Most equations used to predict the ground motion produced by explosions were developed using confined blasts that were detonated with the intention of breaking rock for mining or tunnelling. Ground motion is usually recorded by geophones or seismometers. The air blast produced by open-pit blasts and explosions on the surface can pose a significant risk, thus microphones and pressure gauges are often also used to monitor the effects of the explosion. The aim is to determine whether or not the predictive equations developed for confined explosions can be used to predict the effects from explosions placed on the surface, with appropriate adjustments to the various coefficients.

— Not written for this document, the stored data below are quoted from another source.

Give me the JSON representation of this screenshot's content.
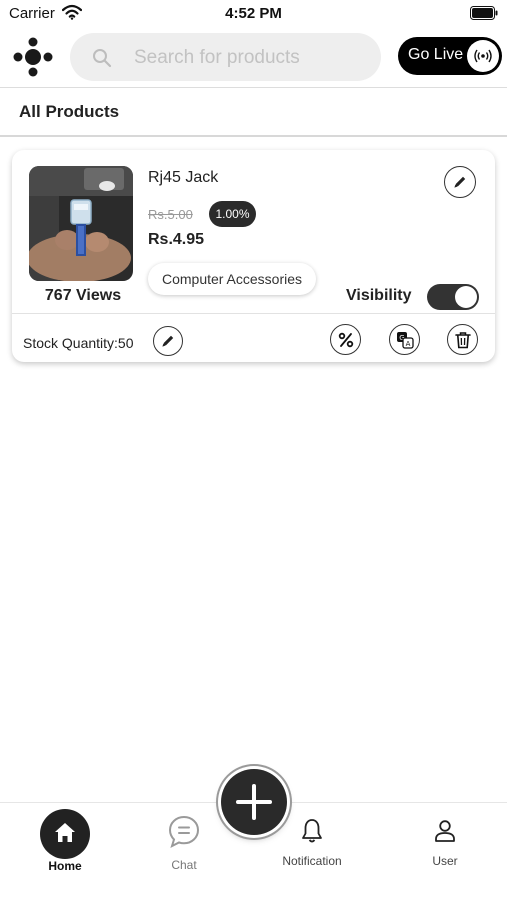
{
  "status_bar": {
    "carrier": "Carrier",
    "time": "4:52 PM"
  },
  "header": {
    "search_placeholder": "Search for products",
    "go_live_label": "Go Live"
  },
  "section": {
    "title": "All Products"
  },
  "products": [
    {
      "name": "Rj45 Jack",
      "old_price": "Rs.5.00",
      "discount": "1.00%",
      "new_price": "Rs.4.95",
      "category": "Computer Accessories",
      "views": "767 Views",
      "visibility_label": "Visibility",
      "visible": true,
      "stock_label": "Stock Quantity:50"
    }
  ],
  "bottom_nav": {
    "items": [
      {
        "label": "Home",
        "icon": "home-icon",
        "active": true
      },
      {
        "label": "Chat",
        "icon": "chat-icon",
        "active": false
      },
      {
        "label": "Notification",
        "icon": "bell-icon",
        "active": false
      },
      {
        "label": "User",
        "icon": "user-icon",
        "active": false
      }
    ],
    "fab_icon": "plus-icon"
  },
  "colors": {
    "accent_dark": "#222222",
    "search_bg": "#eeeeee",
    "badge_bg": "#2b2b2b"
  }
}
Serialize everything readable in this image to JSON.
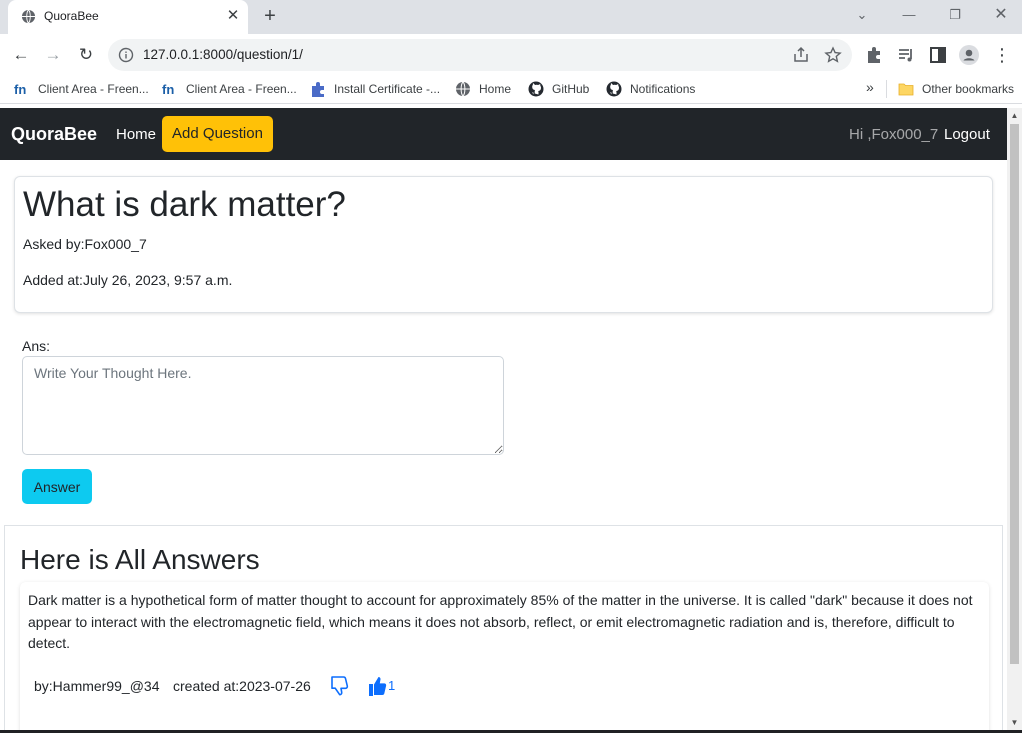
{
  "browser": {
    "tab_title": "QuoraBee",
    "url": "127.0.0.1:8000/question/1/",
    "bookmarks": [
      {
        "label": "Client Area - Freen...",
        "icon": "freenom-icon"
      },
      {
        "label": "Client Area - Freen...",
        "icon": "freenom-icon"
      },
      {
        "label": "Install Certificate -...",
        "icon": "puzzle-icon"
      },
      {
        "label": "Home",
        "icon": "globe-icon"
      },
      {
        "label": "GitHub",
        "icon": "github-icon"
      },
      {
        "label": "Notifications",
        "icon": "github-icon"
      }
    ],
    "other_bookmarks": "Other bookmarks",
    "overflow": "»"
  },
  "navbar": {
    "brand": "QuoraBee",
    "home": "Home",
    "add_question": "Add Question",
    "greeting": "Hi ,Fox000_7",
    "logout": "Logout"
  },
  "question": {
    "title": "What is dark matter?",
    "asked_by": "Asked by:Fox000_7",
    "added_at": "Added at:July 26, 2023, 9:57 a.m."
  },
  "answer_form": {
    "label": "Ans:",
    "placeholder": "Write Your Thought Here.",
    "button": "Answer"
  },
  "answers": {
    "heading": "Here is All Answers",
    "items": [
      {
        "text": "Dark matter is a hypothetical form of matter thought to account for approximately 85% of the matter in the universe. It is called \"dark\" because it does not appear to interact with the electromagnetic field, which means it does not absorb, reflect, or emit electromagnetic radiation and is, therefore, difficult to detect.",
        "by": "by:Hammer99_@34",
        "created": "created at:2023-07-26",
        "likes": "1"
      }
    ]
  },
  "colors": {
    "navbar_bg": "#212529",
    "add_button": "#ffc107",
    "answer_button": "#0dcaf0",
    "like_blue": "#0d6efd"
  }
}
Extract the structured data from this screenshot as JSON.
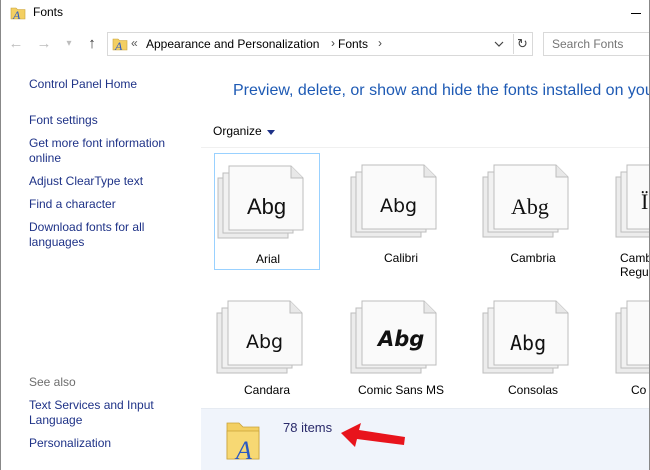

Three predictive equations developed for buried explosions were tested and it was shown that the United States Bureau of Mines peak particle velocity (PPV) predictive equation is the most reliable. In addition, a predictive equation using the secondary atmospheric shock wave phenomenon also produced good results and is easier to measure. These equations may be utilised both for demolition sites, where old and potentially unstable explosives and obsolete equipment are destroyed on the surface of the ground, and for assisting in forensic seismology to determine the details of an unexpected and unknown explosion.
The study focused on seismoacoustic signals produced by surface explosions at distances further than what is normally monitored. Although the explosions were not on the same scale as those monitored by the IMS, the study provides interesting insight into forensic seismology.